Will this sink his popularity with libertarian computer nerds?

I don’t believe it will for a minute. If you read the news sites frequented by libertarian computer nerds, you’ll find that a lot of them are quietly bigoted themselves. You know how last year James Watson got drunk and started babbling racist pseudoscience to reporters? They ate that right up. Loved it. The violent stuff? They’re cool with that. They’re cast in the mold of Eric S. Raymond, gun nerd and twitchy threat-maker extraordinaire. The homophobia? I don’t know that they’re specifically homophobic but they’re often rampantly sexist (another matter which affect the selection of articles on their news sites) — they tend to be obsessed with the “discrimination” suffered by straight white males, and resentful of the Political Correctness which makes it impolite to express open bigotry.

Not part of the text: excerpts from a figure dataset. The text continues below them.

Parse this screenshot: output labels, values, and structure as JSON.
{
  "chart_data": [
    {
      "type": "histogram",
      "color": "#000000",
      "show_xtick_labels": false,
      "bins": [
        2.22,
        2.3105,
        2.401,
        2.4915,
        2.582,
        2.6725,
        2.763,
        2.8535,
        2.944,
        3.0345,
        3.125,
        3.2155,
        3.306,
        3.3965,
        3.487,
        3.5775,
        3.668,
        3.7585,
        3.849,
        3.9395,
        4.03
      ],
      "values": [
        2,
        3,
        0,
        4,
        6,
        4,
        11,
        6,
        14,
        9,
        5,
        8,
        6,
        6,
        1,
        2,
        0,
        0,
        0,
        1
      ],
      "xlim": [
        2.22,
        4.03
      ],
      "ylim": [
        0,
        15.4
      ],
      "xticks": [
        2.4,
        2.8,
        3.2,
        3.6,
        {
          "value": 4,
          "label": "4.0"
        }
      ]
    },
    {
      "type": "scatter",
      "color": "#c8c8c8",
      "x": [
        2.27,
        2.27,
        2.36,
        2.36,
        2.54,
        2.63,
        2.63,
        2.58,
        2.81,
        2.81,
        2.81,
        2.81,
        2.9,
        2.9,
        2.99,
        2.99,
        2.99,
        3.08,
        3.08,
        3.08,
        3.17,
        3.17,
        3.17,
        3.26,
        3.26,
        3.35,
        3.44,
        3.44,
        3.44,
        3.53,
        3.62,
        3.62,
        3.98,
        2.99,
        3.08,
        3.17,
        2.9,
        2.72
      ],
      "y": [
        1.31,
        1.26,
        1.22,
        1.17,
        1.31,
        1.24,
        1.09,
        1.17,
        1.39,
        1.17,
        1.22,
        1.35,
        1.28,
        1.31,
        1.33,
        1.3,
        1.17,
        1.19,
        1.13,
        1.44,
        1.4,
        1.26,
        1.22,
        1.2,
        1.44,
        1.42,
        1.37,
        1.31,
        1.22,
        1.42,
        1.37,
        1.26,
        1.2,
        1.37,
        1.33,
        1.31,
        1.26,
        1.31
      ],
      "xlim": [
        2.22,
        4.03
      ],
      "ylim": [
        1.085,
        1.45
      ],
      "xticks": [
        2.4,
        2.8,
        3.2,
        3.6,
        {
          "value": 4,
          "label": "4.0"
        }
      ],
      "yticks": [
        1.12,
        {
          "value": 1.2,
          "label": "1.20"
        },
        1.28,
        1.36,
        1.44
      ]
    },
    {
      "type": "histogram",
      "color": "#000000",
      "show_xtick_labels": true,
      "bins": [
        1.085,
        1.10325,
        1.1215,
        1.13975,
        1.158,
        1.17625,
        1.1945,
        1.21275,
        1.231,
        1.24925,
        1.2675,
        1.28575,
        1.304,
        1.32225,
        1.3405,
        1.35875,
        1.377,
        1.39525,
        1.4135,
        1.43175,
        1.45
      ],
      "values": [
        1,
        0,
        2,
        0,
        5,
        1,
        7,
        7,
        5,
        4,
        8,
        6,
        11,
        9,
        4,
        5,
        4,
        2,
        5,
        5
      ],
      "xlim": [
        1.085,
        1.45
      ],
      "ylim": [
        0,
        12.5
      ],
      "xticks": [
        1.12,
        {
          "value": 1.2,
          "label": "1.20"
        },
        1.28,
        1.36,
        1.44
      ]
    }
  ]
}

In short, I don’t think that this will cost Ron Paul much of his audience at all. I don’t think most of them will find this side of him objectionable. In fact, the only revelation about Ron Paul that has consistently shocked many of them is that he is a creationist, and they’re largely atheists and seethe with contempt for any religious person except Ron Paul, most especially creationists. Racist, anti-Semite, homophobe? Whatever, just keep it quiet. Creationist? Eew, that makes them squeamish! But only a little squeamish.

Tthe evidence dug up by TNR is damning. There is no way he could consistently allow that stuff to be published in his name over a decade or more, whether or not he wrote it himself, unless he approved of it. That is just unbelieveable. Ron Paul has a history of approving of blatant racism, anti-Semitism, homophobia, and right-wing militia violence. That is undeniable.

Will the Ron Paul nerds care?

No. I predict they will not care one bit. He will remain their hero — and perhaps become a bit more of a hero, for daring to say what you can’t say (except quiety. to your Aryan militia friends).

UPDATE: Michael thinks that my pessimism about libertarian nerds is unwarranted; possibly my opinions have been skewed by hanging around reddit too much, where the worst of the worst rule.  That’s cool.  It’s great when pessimistic predictions turn out to be wrong.